Difficile de savoir à quel point le cinéma européen a franchi les frontières asiatiques à l’époque, mais bien plus qu’au néoréalisme de Rossellini, c’est au geste de Pier Paolo Pasolini que fait penser la façon qu’a Brocka de « jeter des rails dans la poussière » pour embarquer des travellings dans les ruelles de terre battue. Tourné en onze jours en décor réel avec des acteurs professionnels peu connus, le film affirme une mise en scène âpre, allant à l’essentiel par des zooms qui mettent en exergue les sujets principaux ou de coupes abrasives qui accélèrent brusquement la fin des scènes. Il documente le labeur des femmes, toutes prisonnières d’étals où elles vendent de l’épicerie ou du poisson, et l’oisiveté malfaisante des hommes.

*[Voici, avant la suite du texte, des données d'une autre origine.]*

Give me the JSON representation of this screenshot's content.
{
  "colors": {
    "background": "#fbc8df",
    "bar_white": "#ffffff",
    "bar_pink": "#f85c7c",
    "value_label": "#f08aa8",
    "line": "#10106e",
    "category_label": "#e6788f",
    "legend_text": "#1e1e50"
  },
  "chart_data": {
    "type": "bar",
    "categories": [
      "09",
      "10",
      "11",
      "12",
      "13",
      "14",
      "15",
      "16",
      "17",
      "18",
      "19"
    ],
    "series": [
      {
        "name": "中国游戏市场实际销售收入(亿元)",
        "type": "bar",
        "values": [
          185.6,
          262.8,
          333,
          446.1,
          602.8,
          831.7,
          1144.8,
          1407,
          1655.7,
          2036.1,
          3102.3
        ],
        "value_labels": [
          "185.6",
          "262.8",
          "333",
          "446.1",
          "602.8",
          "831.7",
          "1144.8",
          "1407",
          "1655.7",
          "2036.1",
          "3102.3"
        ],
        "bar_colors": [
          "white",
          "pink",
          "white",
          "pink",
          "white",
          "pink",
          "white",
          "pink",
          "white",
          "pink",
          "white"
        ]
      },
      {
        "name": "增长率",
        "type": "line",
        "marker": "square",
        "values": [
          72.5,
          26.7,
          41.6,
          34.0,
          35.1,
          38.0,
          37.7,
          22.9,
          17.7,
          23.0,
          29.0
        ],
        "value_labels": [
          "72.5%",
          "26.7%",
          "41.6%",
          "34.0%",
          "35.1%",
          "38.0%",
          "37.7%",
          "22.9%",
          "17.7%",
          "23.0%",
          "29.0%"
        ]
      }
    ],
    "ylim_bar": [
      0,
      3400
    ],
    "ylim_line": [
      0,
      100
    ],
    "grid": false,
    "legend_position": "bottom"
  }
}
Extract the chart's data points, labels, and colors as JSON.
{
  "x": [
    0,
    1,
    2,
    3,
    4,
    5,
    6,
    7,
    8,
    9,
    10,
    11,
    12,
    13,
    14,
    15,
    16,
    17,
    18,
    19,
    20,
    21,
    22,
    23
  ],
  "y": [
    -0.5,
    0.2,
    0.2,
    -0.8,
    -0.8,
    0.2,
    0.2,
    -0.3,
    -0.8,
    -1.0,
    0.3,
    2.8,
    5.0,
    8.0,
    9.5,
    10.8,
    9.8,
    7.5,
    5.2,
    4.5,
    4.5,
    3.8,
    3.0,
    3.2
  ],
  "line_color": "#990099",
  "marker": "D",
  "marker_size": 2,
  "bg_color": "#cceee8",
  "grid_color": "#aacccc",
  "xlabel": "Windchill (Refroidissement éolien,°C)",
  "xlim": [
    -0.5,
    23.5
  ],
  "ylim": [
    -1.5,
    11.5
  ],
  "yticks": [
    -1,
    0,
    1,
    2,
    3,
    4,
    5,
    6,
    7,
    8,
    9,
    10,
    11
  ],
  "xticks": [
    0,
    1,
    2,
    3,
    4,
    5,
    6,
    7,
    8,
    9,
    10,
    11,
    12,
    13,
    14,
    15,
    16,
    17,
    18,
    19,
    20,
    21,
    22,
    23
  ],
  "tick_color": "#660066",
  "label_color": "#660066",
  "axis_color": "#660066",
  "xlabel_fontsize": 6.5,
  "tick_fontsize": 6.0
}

La tragédie des bidonvilles

Ces cousins d’Asie du sud-est des ragazzi filmés quelques années plus tôt dans le Trastevere, imposent au sexe faible des relations de violence et de possession. Comme chez PPP, filmer pour la première fois les lieux et les corps des oubliés de la société ne vaut que pour les hisser à hauteur de mélodrame. Unique figure de pureté, la jeune Insiang s’annonce d’emblée comme la grande sacrifiée de ce monde corrompu. Aimée, instrumentalisée, convoitée, jugée : chaque membre de son entourage en viendra à la trahir, la poussant sur la voie d’un désir de revanche froid et calculateur. Car comme chez Pasolini également, la misère ne laisse aux pauvres d’autre choix que de se violenter entre eux. Dans la coupe d’une ellipse, la jeune femme, abandonnée par son amant, voit anéanti son désir de fuir de ce labyrinthe des classes dominées. Dès lors, la succession de scènes dans l’obscurité où seul est éclairé le visage de la jeune fille, va signer le tournant nocturne du film. Victime d’un système dans lequel les forts soutirent ce dont ils ont besoin aux faibles, la vierge déchue cherche réparation dans une machination de vengeance froide et solitaire. La belle restauration qu’offre Carlotta de cette œuvre méconnue rend justice au très beau travail de cadrage des visages de la mère et la fille, passant de leur prison quotidienne à une geôle bien réelle. On attend avec impatience celle de Manille, réalisé un an plus tôt par Lino Brocka, et qui devrait trouver le chemin des écrans français d’ici quelques mois.